API Schemas: Exploring Validation and Code Generation

10 min readJan 5, 2025

Recently, I traveled to API Days in Paris where I attended the JSON Schema Conference and helped staff the JSON Schema, AsyncAPI, OpenAPI, GraphQL booth. Overall, the vibe on JSON Schema was very positive, but there were some grumblings about problems with code generation. Specifically, people complained about certain schema constructs not being supported by tooling for the target language. There are also ongoing debates about how the different schema languages compare to each other and which one “is better”. This thread, for instance, debates XML Schema vs. JSON Schema.

There are also alternative schema languages being proposed. JSON Type Definition is a minimal subset of JSON Schema and is designed to “Enable code generation from JTD schemas”. JSON Compact Schema uses some of JSON Schema and “and aims for compatibility where possible”, but differs vastly in some areas. The Concise Data Definition Language is yet another alternative and looks more like a grammar.

In this article, we first look at the basics. We evolve a basic API client with the help of OpenAPI and JSON Schema and highlight the problems this solves.

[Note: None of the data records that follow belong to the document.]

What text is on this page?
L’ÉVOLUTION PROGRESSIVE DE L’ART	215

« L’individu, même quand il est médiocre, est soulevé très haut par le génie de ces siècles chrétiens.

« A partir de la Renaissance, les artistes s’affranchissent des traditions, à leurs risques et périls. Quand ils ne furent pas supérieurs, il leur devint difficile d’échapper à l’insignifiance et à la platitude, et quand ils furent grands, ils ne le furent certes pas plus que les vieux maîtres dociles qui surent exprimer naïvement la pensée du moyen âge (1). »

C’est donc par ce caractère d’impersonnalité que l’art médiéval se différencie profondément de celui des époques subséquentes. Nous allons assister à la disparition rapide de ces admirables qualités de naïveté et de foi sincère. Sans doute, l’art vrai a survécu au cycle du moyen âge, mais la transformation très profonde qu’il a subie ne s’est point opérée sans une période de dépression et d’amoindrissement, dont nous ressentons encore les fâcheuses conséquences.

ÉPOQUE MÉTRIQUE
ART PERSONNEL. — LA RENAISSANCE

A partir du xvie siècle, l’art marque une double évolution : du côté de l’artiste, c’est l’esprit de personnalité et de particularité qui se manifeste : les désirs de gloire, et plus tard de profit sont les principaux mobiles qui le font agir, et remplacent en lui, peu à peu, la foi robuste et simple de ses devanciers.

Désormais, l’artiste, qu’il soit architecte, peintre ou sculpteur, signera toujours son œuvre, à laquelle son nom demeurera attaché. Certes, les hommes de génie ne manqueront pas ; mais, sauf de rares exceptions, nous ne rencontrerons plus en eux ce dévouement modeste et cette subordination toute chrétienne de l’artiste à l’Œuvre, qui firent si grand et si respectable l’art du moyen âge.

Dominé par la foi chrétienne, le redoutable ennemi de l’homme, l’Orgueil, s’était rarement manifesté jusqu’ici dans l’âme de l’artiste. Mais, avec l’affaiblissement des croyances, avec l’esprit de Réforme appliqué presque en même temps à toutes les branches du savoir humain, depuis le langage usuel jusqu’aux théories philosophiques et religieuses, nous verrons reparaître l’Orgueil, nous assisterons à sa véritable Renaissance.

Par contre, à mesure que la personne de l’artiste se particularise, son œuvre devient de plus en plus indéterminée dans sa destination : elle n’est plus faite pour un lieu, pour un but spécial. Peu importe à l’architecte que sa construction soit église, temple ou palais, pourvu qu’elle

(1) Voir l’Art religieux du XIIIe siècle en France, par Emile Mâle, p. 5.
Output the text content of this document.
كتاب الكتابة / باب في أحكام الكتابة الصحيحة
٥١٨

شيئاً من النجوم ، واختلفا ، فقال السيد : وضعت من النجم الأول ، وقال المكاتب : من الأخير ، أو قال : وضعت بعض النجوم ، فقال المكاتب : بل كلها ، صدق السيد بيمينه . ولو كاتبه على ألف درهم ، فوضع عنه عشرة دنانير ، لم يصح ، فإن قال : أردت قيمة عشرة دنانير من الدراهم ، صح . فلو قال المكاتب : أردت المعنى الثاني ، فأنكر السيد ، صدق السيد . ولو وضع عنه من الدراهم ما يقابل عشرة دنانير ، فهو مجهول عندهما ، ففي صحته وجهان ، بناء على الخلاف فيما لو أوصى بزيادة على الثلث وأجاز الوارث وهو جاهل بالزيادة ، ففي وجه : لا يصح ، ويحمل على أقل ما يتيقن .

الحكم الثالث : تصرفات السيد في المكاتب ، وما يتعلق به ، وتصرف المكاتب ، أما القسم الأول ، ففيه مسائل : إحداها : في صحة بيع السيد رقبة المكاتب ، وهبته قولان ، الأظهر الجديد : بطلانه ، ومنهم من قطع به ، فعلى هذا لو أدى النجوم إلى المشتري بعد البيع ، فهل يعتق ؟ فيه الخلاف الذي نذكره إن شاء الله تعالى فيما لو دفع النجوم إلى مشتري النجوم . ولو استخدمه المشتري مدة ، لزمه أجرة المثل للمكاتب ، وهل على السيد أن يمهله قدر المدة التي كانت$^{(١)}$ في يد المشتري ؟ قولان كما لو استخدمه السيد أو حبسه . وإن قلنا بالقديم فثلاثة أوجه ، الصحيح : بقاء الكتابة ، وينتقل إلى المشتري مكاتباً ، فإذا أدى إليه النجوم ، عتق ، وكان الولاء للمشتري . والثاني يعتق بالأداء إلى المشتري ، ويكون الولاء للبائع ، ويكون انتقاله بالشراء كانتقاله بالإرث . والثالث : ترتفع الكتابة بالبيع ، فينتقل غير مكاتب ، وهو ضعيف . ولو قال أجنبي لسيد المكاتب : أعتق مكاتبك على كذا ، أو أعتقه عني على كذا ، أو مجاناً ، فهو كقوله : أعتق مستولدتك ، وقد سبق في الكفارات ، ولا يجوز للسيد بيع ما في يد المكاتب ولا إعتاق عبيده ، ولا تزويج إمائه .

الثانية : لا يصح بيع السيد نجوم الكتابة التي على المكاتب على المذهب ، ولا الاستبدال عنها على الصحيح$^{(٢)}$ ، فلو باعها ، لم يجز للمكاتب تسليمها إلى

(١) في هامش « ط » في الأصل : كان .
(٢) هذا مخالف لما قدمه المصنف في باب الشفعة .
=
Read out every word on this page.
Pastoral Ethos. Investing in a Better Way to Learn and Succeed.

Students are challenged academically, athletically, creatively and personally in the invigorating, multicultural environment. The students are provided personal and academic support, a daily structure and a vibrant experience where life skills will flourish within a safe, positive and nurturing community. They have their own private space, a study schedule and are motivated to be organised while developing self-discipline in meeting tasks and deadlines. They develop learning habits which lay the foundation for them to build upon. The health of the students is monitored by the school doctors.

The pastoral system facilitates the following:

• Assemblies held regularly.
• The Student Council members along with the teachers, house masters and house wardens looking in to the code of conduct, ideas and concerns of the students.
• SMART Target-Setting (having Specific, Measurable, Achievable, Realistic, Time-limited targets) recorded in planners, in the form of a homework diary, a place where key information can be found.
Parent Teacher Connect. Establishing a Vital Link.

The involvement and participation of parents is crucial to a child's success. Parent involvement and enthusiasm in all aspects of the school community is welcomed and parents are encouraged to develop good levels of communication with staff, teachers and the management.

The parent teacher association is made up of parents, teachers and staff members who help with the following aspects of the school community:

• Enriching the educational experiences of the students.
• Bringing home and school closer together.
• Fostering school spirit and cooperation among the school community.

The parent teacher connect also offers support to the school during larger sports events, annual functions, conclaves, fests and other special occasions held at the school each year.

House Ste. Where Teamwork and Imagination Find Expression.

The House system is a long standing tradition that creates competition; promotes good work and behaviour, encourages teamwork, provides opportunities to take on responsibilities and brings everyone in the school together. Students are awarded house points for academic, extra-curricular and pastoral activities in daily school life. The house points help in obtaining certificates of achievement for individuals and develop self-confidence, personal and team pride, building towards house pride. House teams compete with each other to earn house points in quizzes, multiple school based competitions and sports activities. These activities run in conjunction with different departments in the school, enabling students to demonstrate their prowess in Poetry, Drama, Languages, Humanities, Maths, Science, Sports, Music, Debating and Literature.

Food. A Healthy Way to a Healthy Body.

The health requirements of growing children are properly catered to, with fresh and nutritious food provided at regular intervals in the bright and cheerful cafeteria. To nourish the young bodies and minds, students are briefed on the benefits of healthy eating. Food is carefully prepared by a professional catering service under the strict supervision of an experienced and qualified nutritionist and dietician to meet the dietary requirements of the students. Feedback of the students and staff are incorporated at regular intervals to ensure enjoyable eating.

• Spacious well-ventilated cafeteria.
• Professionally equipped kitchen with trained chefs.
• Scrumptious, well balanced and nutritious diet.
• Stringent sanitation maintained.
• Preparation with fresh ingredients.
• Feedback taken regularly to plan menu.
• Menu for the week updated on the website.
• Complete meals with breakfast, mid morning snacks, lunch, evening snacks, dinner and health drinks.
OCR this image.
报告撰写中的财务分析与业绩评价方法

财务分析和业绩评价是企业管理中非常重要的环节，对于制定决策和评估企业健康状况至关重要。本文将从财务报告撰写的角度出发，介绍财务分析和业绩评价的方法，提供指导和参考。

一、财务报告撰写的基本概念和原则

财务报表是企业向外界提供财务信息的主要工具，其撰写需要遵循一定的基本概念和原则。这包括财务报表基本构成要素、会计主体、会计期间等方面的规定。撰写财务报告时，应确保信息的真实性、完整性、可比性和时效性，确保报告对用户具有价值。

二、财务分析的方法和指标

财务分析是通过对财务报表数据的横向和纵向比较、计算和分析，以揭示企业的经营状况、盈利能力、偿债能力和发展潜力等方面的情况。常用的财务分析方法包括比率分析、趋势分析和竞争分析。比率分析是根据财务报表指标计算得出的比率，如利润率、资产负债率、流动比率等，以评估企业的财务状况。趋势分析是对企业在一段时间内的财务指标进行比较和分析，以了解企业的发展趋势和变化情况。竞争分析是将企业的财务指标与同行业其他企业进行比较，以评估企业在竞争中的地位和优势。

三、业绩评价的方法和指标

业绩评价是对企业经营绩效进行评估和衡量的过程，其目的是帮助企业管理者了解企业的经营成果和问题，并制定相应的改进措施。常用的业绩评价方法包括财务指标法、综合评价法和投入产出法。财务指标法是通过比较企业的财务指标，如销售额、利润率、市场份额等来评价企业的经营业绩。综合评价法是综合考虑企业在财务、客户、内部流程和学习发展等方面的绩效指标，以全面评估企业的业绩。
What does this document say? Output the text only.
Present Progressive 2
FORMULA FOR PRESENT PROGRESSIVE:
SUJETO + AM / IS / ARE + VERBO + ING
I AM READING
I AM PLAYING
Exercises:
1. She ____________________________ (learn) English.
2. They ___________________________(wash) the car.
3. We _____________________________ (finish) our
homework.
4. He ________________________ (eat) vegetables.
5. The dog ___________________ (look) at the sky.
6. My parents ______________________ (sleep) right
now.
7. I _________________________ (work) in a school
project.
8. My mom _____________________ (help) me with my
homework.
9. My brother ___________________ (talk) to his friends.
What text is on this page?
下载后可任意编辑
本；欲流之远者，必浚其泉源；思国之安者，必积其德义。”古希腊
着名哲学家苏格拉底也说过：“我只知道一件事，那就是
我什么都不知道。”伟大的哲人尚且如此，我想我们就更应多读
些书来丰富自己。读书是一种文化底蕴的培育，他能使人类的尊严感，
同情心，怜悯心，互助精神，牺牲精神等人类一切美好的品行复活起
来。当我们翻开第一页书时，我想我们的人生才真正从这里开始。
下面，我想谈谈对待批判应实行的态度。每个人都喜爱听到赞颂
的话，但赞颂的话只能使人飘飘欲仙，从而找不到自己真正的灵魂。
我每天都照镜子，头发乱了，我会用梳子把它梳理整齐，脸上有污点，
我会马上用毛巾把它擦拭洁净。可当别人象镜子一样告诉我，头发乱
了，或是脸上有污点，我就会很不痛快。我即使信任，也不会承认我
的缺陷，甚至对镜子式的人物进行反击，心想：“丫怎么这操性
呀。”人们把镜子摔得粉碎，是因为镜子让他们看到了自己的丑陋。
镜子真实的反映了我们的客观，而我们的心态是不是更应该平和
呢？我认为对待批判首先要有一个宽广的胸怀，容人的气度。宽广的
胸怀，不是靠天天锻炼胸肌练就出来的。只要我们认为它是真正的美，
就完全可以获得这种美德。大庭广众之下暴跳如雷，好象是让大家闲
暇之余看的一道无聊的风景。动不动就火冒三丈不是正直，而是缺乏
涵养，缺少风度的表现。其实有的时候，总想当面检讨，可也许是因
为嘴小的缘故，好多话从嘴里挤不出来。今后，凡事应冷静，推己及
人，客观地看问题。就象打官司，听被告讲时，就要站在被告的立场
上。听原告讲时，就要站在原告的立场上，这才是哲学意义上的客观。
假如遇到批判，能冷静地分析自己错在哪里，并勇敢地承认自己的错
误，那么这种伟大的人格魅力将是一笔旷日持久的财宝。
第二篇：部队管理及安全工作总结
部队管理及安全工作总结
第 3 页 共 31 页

The second part identifies common problem areas where implementations tend to behave incorrectly and inconsistently. Finally, we outline some general guidelines for tools to avoid these problems.

OpenAPI Basics

Let’s look at some basics first. With the rise of AJAX and Single Page (JavaScript) Applications, JSON has replaced XML as the goto serialization format. OpenAPI has also emerged as the de-facto standard for describing APIs. Therefore, we focus on calling an OpenAPI JSON service using Java. We will start with a vanilla client, and step by step, introduce validation and code generation to make our lives easier.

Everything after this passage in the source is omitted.